Emily Shinde, NY

Junior Writer

Emily is a New York based writer who began her career in mental health before completing a Master of Public Health from Boston University and working in communications for several healthcare and creative companies. She’s interested in mindfulness and finding lost creativity, and often writes about these topics for various wellness and culture outlets, as well as on her blog. As a writer, brand strategist, and copywriter, Emily believes that every individual has something to contribute to the world, and she’s passionate about helping others craft their own thoughtful stories.

As a StoryTerrace writer, Emily interviews customers and turns their life stories into books. Get to know her better by reading her autobiographical anecdote below.

Remembrance in the Smallest Piece

“I’m going to save this for you, when you have a home and family of your own someday,” my mother exclaims as she touches pieces of furniture around her home, holding up a glass bedside table lamp or fabric footstool that needs reupholstering. “It was your great-grandmother’s, and then your grandmother’s, someday you’ll use it too.”

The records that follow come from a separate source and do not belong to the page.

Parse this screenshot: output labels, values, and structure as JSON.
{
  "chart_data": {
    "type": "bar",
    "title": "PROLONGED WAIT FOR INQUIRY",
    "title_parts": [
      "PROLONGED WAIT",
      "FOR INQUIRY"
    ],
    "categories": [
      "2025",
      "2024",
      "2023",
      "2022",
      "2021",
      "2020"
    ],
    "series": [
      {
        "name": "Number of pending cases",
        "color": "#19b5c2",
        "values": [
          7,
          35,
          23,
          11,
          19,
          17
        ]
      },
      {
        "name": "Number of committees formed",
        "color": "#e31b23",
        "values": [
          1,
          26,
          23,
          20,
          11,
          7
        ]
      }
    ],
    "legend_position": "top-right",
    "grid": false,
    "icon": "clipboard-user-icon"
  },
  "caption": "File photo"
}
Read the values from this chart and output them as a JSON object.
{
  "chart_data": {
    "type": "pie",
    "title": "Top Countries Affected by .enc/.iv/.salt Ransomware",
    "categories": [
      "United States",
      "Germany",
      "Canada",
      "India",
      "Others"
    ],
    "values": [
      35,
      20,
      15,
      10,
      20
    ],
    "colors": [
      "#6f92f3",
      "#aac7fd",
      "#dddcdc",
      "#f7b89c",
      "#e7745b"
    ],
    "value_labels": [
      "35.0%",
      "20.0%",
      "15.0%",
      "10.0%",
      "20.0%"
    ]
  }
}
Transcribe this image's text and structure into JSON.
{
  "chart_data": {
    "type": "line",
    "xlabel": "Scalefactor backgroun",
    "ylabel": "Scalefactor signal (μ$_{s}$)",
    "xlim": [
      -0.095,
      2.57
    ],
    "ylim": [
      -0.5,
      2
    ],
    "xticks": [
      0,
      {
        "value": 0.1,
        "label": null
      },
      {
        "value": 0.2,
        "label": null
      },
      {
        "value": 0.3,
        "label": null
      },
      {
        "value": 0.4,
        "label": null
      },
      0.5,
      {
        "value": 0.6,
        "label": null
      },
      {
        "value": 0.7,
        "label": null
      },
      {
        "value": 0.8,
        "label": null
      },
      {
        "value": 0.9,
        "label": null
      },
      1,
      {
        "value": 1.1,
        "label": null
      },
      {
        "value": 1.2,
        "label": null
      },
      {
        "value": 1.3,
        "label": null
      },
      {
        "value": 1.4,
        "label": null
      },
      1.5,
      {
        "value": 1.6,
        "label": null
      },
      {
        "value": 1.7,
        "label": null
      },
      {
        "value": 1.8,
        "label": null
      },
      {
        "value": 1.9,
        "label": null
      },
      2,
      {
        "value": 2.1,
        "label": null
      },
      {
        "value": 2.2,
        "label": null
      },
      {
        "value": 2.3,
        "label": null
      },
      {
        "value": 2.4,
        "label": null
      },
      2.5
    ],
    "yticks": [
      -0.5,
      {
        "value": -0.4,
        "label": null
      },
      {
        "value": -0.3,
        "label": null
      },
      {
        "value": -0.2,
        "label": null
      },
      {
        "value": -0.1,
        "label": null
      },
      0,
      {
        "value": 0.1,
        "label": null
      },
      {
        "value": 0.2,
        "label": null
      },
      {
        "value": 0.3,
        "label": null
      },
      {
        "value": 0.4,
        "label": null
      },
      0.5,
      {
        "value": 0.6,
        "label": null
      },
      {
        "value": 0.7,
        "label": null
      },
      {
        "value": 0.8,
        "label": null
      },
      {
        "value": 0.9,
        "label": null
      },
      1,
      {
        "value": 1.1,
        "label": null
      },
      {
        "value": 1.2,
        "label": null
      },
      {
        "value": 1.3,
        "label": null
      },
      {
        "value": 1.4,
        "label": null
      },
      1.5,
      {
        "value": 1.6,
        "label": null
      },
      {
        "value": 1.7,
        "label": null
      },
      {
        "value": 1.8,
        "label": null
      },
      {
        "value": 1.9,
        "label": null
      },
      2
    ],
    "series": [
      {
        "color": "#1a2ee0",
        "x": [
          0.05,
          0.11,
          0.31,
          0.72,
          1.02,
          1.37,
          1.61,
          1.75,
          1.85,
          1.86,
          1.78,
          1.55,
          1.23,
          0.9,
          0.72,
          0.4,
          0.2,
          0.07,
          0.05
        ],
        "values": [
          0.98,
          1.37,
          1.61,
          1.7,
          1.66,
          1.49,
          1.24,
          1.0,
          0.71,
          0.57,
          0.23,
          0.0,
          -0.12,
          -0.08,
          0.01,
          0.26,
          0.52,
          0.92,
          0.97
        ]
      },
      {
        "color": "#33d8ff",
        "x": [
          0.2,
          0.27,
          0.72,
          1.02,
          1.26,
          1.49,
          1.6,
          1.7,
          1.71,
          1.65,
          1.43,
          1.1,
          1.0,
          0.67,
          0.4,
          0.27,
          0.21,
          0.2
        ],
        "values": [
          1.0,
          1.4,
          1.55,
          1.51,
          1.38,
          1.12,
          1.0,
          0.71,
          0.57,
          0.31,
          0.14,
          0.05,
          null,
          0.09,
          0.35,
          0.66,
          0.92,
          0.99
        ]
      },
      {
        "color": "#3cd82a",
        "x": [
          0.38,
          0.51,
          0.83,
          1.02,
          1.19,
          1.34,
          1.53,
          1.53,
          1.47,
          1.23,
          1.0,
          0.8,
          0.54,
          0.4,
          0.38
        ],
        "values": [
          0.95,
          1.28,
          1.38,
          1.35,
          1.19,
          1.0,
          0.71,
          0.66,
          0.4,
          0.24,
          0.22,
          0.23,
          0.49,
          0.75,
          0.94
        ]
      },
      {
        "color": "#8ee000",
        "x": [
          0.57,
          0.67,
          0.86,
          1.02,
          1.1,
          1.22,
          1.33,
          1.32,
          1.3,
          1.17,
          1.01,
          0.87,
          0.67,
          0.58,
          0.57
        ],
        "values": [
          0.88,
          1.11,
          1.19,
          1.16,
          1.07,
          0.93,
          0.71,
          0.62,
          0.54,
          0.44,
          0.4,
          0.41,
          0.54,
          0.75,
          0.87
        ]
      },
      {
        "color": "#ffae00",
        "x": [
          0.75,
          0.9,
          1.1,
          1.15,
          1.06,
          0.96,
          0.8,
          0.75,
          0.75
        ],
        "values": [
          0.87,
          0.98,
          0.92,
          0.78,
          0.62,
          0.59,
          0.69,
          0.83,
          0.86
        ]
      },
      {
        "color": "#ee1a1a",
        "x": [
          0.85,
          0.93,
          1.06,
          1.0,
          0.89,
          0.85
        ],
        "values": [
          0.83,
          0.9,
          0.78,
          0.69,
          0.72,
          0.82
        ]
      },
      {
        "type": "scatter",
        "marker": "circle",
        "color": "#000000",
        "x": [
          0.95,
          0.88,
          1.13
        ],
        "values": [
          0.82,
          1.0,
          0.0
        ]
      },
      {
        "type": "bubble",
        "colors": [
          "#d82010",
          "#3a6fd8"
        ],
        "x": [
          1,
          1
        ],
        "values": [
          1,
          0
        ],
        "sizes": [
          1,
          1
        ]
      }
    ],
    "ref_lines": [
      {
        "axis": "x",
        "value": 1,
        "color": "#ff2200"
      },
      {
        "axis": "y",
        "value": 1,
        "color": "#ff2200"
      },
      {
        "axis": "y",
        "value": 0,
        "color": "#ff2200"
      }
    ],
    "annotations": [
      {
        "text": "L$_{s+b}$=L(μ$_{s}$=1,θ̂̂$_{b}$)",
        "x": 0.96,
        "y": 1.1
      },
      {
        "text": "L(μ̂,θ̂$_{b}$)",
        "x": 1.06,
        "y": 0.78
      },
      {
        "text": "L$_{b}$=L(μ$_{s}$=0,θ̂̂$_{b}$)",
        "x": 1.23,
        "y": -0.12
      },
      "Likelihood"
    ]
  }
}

I roll my eyes, wondering where in the world I could find a place for all these family relics.

I live in a one-bedroom New York apartment. And while I’m able to hear the incessant passing of trucks on a distant highway when the window is left open, I am content with this life. It is difficult to imagine living anywhere else.

From the earliest memories of my first bedroom, I had the freedom to paint it any color, and when it was time for college, my mother helped me shop for new bedding and towels, plastic containers to store my knick knacks and books, both of us unsure of what this next chapter would hold. I knew she didn’t want me to move a flight away for school. But she walked me through it, holding me up in the best way she knew how even through my own self doubt.

“Don’t you want to take your grandmother’s bronzed baby shoes and use them as bookends?,” my mother asked as I moved from one city to the next after college graduation. “Or how about these portraits of an actress your great-grandmother loved? Wouldn’t these look nice in your living room?”

After a nomadic existence in my early 20’s, I’ve now settled into a life of over six years in New York. I look around and notice that I’ve let in the smallest pieces from my mother’s heirlooms. A few tiny glass animals are placed on a bookshelf above my couch and a petit vintage-cut vase rests on my nightstand. It’s funny how we can so easily forget the past when it is not standing glaringly in front of us. We declare that who we are as people are original beings, only created from the here and now, not some combination of the past, infused with centuries of ancestral history.

But I’m who I am because of my mother, because she gave me the freedom to head out into the world while never letting me forget there was a safe place to return. As I look around at these artifacts I’ve subconsciously let slip into my little home, I no longer see them as a burden or something I’ve taken on to please my mom.

What a privilege it is to carry something with me, wherever I may go, that was touched by the women who made me.